17. A method for producing an antibody or an antigen-binding fragment thereof according to any one of claims 1 to 10, comprising: (a) introducing one or more polynucleotides encoding the antibody or antigen-binding fragment into a host cell; (b) culturing the host cell under conditions favorable to the expression of one or more polynucleotides; and (c) optionally isolating the antibody or antigen-binding fragment from the host cell and / or the culture medium in which the host cell is cultured.
18. A method for inhibiting PD-L1-mediated signaling in a subject requiring such inhibition, comprising the step of administering an effective amount of a pharmaceutical composition to the subject, wherein the pharmaceutical composition comprises an anti-PD-L1 antibody or an antigen-binding fragment thereof as described in any one of claims 1 to 10, or a genetically modified cell as described in claim 14, and a pharmaceutically acceptable carrier.

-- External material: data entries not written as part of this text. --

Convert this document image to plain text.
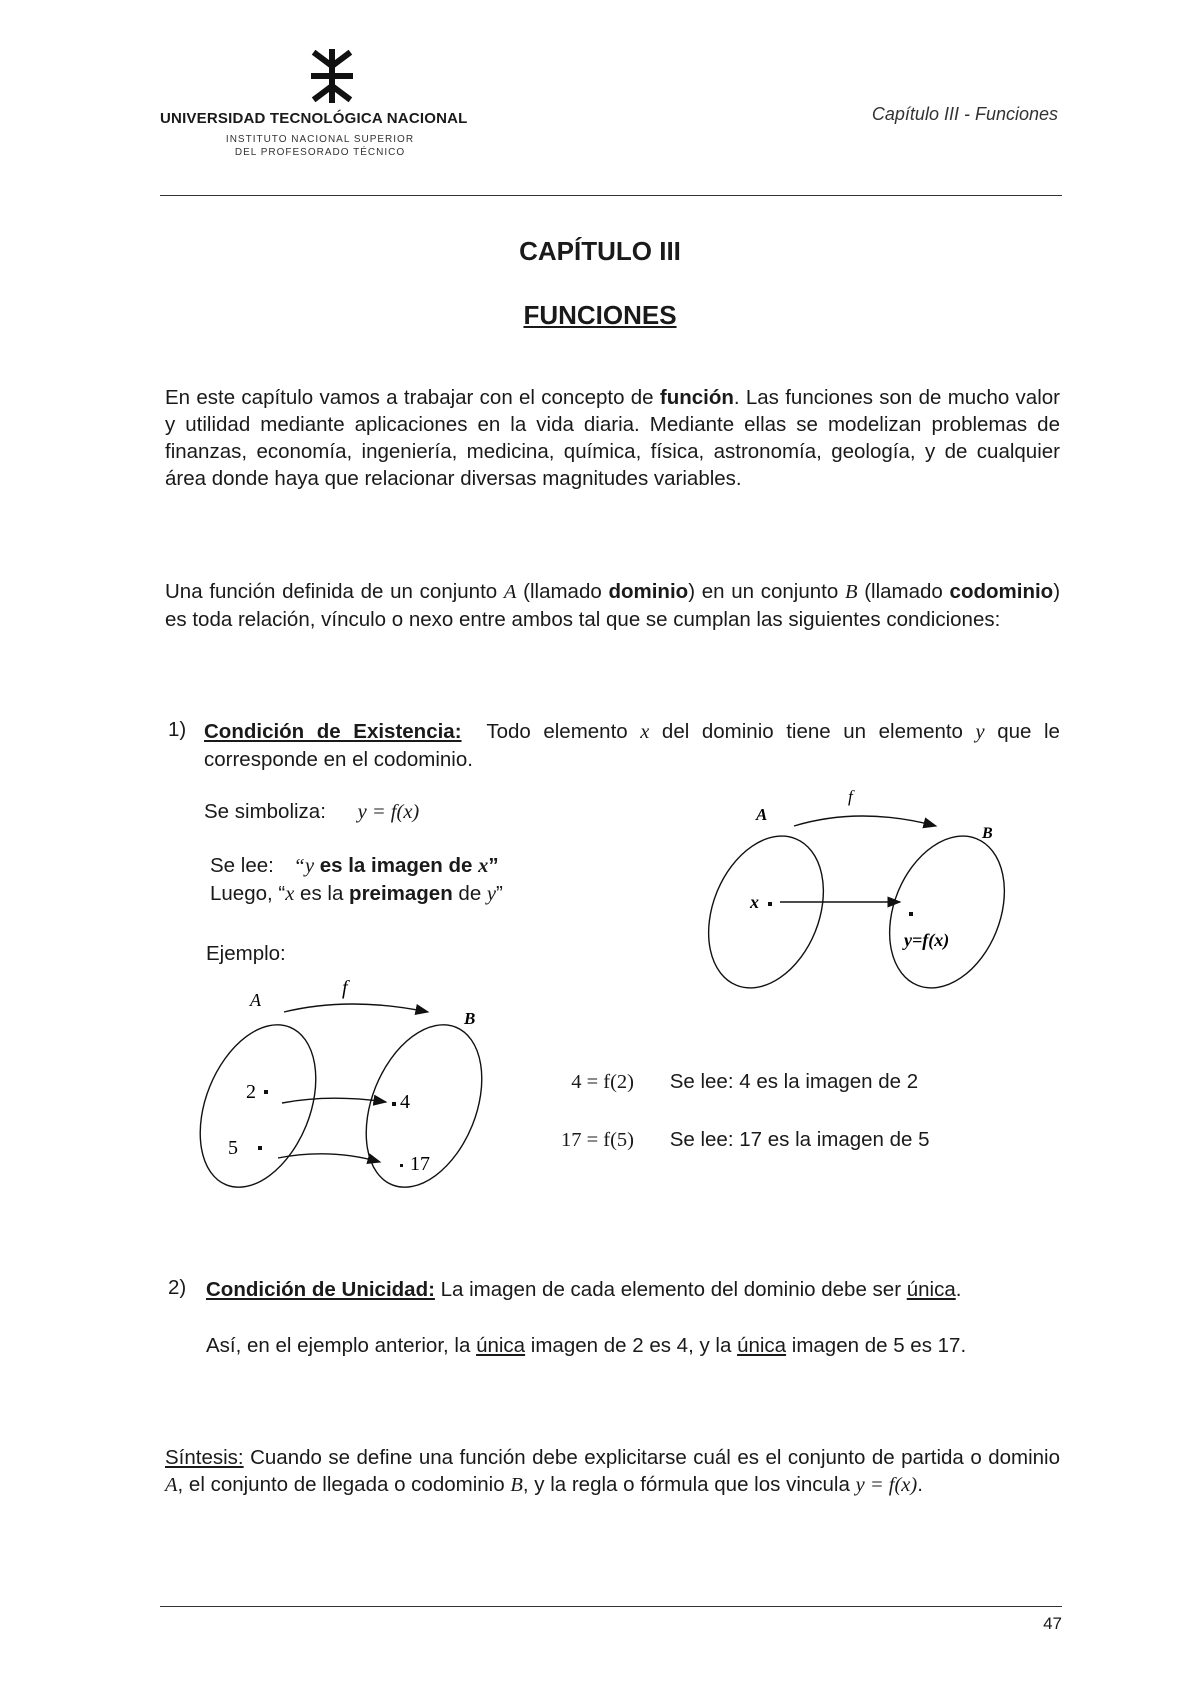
UNIVERSIDAD TECNOLÓGICA NACIONAL
INSTITUTO NACIONAL SUPERIOR
DEL PROFESORADO TÉCNICO
Capítulo III - Funciones
CAPÍTULO III
FUNCIONES
En este capítulo vamos a trabajar con el concepto de función. Las funciones son de mucho valor y utilidad mediante aplicaciones en la vida diaria. Mediante ellas se modelizan problemas de finanzas, economía, ingeniería, medicina, química, física, astronomía, geología, y de cualquier área donde haya que relacionar diversas magnitudes variables.
Una función definida de un conjunto A (llamado dominio) en un conjunto B (llamado codominio) es toda relación, vínculo o nexo entre ambos tal que se cumplan las siguientes condiciones:
1) Condición de Existencia: Todo elemento x del dominio tiene un elemento y que le corresponde en el codominio.
Se simboliza: y = f(x)
Se lee: “y es la imagen de x”
Luego, “x es la preimagen de y”
Ejemplo:
A
f
B
x
y=f(x)
A
f
B
2
5
4
17
4 = f(2) Se lee: 4 es la imagen de 2
17 = f(5) Se lee: 17 es la imagen de 5
2) Condición de Unicidad: La imagen de cada elemento del dominio debe ser única.
Así, en el ejemplo anterior, la única imagen de 2 es 4, y la única imagen de 5 es 17.
Síntesis: Cuando se define una función debe explicitarse cuál es el conjunto de partida o dominio A, el conjunto de llegada o codominio B, y la regla o fórmula que los vincula y = f(x).
47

19. A method for treating a disease mediated by PD-L1 in a subject requiring such treatment, comprising the step of administering an effective amount of a pharmaceutical composition to the subject, wherein the pharmaceutical composition comprises an anti-PD-L1 antibody or an antigen-binding fragment thereof as described in any one of claims 1 to 10, or a genetically modified cell as described in claim 14, and a pharmaceutically acceptable carrier.
20. The method according to claim 19, wherein the disease is cancer.
21. The method according to claim 19, wherein the disease is lung cancer, breast cancer, prostate cancer, colorectal cancer, stomach cancer, hepatocellular carcinoma, renal cell carcinoma, testicular cancer, melanoma, leukemia, or papillary thyroid carcinoma.
22. A method for detecting PD-L1 expression, comprising the step of contacting a sample with an anti-PD-L1 antibody or an antigen-binding fragment thereof according to any one of claims 1 to 10.